~ My way ~

Once upon Hemingway said that happiness comes in different shapes, and who’s the one to recognize it. The only secret is to find out what makes you happy. There are small and great wishes in your life, small and great dreams. Every dream becomes great dream and every wish becomes great wish if it comes true. The only question is how to find happiness in labyrinth of life because of many highroads and cross-roads? In the open sky, our guide will be sun, in the open night the stars will guide us, but how to find your way in the darkness without stars: only you, silence and darkness. For some people it is easier to find their ways in dark and silence. They see in the dark only what they want to see and they hear clearly themselves heart beating and the whispering of their wishes in silence. At the moment I write this, I’m trying to remember the beginning of my way, but I can’t. The ways have no beginnings and ends, they gather, they split, but everyone goes somewhere. Even when you come to dead-end, you can always turn back and you are again on the new way.
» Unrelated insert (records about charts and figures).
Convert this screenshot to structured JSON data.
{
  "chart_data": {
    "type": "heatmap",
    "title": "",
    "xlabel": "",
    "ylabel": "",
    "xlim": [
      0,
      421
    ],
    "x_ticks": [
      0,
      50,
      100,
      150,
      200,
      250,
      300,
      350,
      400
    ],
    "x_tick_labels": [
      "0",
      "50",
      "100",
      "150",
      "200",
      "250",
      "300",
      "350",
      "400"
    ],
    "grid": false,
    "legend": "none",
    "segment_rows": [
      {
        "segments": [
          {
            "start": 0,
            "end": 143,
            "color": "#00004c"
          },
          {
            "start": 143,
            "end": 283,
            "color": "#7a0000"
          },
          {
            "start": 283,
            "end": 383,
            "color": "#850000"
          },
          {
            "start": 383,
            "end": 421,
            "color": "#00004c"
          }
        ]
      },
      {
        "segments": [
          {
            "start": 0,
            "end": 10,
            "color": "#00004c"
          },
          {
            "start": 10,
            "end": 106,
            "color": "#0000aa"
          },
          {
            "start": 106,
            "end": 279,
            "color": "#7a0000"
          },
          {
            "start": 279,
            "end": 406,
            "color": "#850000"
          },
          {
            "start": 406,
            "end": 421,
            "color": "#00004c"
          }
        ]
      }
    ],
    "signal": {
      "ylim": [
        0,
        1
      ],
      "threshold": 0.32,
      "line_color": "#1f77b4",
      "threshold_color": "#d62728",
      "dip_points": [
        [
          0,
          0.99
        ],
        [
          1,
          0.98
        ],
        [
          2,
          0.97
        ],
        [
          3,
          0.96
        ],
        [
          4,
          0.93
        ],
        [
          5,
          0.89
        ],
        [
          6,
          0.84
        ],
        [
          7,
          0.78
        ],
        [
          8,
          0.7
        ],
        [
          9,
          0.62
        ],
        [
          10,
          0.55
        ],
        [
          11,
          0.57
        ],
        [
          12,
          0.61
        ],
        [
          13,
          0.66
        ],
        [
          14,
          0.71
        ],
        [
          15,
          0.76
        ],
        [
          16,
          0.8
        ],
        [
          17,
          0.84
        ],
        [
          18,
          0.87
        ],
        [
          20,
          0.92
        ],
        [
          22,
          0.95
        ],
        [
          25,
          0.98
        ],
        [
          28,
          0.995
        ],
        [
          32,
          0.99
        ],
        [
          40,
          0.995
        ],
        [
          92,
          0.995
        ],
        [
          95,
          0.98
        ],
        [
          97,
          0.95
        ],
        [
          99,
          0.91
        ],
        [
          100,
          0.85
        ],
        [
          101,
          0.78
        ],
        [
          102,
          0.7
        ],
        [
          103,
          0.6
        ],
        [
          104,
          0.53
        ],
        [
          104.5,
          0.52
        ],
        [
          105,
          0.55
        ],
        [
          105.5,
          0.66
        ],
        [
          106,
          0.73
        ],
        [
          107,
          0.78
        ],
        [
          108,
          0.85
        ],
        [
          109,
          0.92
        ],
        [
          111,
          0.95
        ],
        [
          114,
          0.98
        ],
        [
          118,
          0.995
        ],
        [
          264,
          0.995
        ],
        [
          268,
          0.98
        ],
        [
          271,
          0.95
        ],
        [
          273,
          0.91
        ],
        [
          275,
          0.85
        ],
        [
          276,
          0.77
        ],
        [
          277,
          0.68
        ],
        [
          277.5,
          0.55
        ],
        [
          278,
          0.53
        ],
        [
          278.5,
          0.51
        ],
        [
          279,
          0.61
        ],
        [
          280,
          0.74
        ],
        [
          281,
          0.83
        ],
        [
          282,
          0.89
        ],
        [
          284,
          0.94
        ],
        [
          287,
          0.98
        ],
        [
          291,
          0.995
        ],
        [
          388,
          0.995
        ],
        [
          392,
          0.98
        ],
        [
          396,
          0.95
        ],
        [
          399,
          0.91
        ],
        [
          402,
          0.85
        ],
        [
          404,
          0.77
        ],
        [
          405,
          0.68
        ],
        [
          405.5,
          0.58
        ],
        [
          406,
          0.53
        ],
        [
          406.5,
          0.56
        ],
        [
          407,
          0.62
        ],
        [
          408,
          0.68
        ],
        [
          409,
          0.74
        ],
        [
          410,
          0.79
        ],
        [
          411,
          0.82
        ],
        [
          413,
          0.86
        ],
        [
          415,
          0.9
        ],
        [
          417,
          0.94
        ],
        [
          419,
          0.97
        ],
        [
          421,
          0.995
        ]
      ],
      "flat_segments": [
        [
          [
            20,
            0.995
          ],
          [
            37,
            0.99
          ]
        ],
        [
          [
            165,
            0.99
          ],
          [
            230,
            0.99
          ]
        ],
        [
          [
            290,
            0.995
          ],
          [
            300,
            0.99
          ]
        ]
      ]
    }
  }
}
I remember my childhood and the morning by the window when I was thinking so long why everybody go and rush somewhere? Where do they arrive? Why birds fly all the time and where they fly? Why the rivers flow somewhere, why the roads follow rivers? I remember my sweetest dream, when I didn’t want to wake up: I had wings and I was flying, so far, everywhere; left mountains and seas behind myself and get back to them again; I hadn’t felt my body, only happiness without limits. I’ve dreamed again the same dream and one day I quit looking for my way, I found out that my way is inside me, without marks, without direction, endless. My way is my freedom, happiness and liberty. And I’ll go wherever I want: perhaps to follow some bird if its feathers have enough colors, perhaps to follow some boat if the open sea is great enough, some train if there are no tunnels. I’ll go to follow my wishes and I know I’ll be happy as long as my way is inside me.